A few years ago, a good friend suggested I try reading a book by Anne Perry. She knew I enjoyed Victorian mysteries. She also told me that when Perry was a teenager, she had been convicted as an accessory to a matricide by her good friend, served time, and now wrote mysteries. I thought it curious that someone who had committed such a serious crime now wrote so well about crime, but I read my first Thomas and Charlotte Pitt book and was hooked. After I retired, I went back and read all of them in order. I’ve also read some of her William Monk books, but I find the Pitts very compelling. I had forgotten about Perry’s criminal past until I read this past week’s column by Rebecca Balint in the Brattleboro Reformer. [link to be added when column is posted online,]
Becca is my neighbor and newly elected State Senator whose weekly column my husband and I always find interesting. She had not known until recently that Anne Perry had committed murder. Her column explores how she feels about Perry after finding out.
…Details of their delusions can be found in Parker’s [Perry’s friend] adolescent journal. But the question persists for me: Do I believe in rehabilitation and redemption? If I do, as I have always claimed, then why do I view Anne Perry differently now that I know of her troubled past? I’ve read her Victorian mysteries for years and always enjoyed them as inconsequential breathers from the dense non-fiction I read. I’ve joked about some of her writing tropes but still find her characters compelling. Yet, I feel undeniably uneasy about a convicted murderer as an author.
I read this and wondered why I had reacted so differently. I went back and located the interview I had read years earlier in the Guardian.
In 1954, Hulme felt as if she had been pushed to the limit. Three days before she took part in the killing of Honora Parker on June 22, her parents announced that they were to divorce – triggered by Hulme having found her mother, Hilda, in bed with a lover. At the same time, her father lost his job and she was to be sent to South Africa to stay with an aunt. The shock to Hulme – who had not been at school because of tuberculosis, from which she had suffered since the age of 13 – was cataclysmic.

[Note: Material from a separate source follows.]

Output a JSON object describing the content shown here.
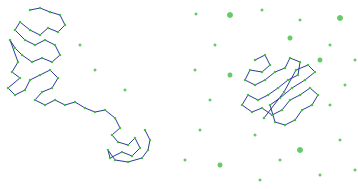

She turned to her close friend, Parker, a working-class girl from a humble background. Some felt it was a curious friendship for Hulme, whose family were well to do, her mother glamorous and clever. The two friends believed they could stay together if Pauline’s mother would let her leave New Zealand. Her refusal triggered Parker’s murderous rage and Hulme believed she owed it to her friend to help lure Mrs Parker to a Christchurch park and cosh her with a brick in a stocking.
“I felt I had a debt to repay,” says Perry. “Pauline was the only one who had written to me when I was in hospital, and she threatened to kill herself if I didn’t help. She was vomiting after every meal and losing weight all the time. I am sure now she was bulimic. I really believed she would take her life and I couldn’t face it.”
Hulme served five years at Mt Eden women’s prison in Auckland – “supposedly the toughest in the southern hemisphere,” she says with what sounds like pride.
…
Yet Perry now calls her time in prison “the best thing that could have happened”. “It was there that I went down on my knees and repented,” she says. “That is how I survived my time while others cracked up. I seemed to be the only one saying, I am guilty and I am where I should be.”
In an interview with Ian Rankin, Perry explains further.
AP: That is a very spiritual question, to which I can only give you my own estimate of the answer. The redemption comes when you no longer wish to be that kind of person. When you understand that… when you see it as ugly, and you understand why it is not what you want to be. Not what you should be, not what you want to be. And that’s the difference. Not because somebody outside is telling you: this is not what you do. But because you, yourself, say: this is not who I want to be.
IR: How do you feel about the fact that society requires people to be locked up, especially at such a young age, that we require what seems to be not redemption so much as a kind of vengeance.
AP: I suppose society does require a certain level of vengeance. It needs to be not only done but seen to be done because it is supposed to be enough to prevent other people wanting to do the same. I think it would have been the worst thing that could ever have happened to me in my life if somehow they had said: “Well, look. You know, you were under medical treatment. These are mind altering drugs. I am sure you are not really wicked. You go ahead and forget about it.” I think that would have been totally destructive to me.
IR: How important was the punishment to you?
AP: I feel it is vital. I think until you feel that you have settled the debt, you cannot move on. It is a bit like trying to walk with an open parachute open behind you. By paying, you cut the strings and then you can move on. You can allow yourself to move on. I can say it and look you in the eye, because I can say: Yes, I have dealt with it. I believe that I have paid. I believe that I have been forgiven where it matters. And it now for me no longer exists. I can move on and be the best person I am capable of being. But I think that is true of everybody. As long as you don’t say: “somehow it wasn’t really me, it was that person and somehow it didn’t matter and I don’t need to pay.”
I think this explains why she writes novels about crime and punishment. I can read Perry’s books without thinking of her past because it is her past that allows her to write.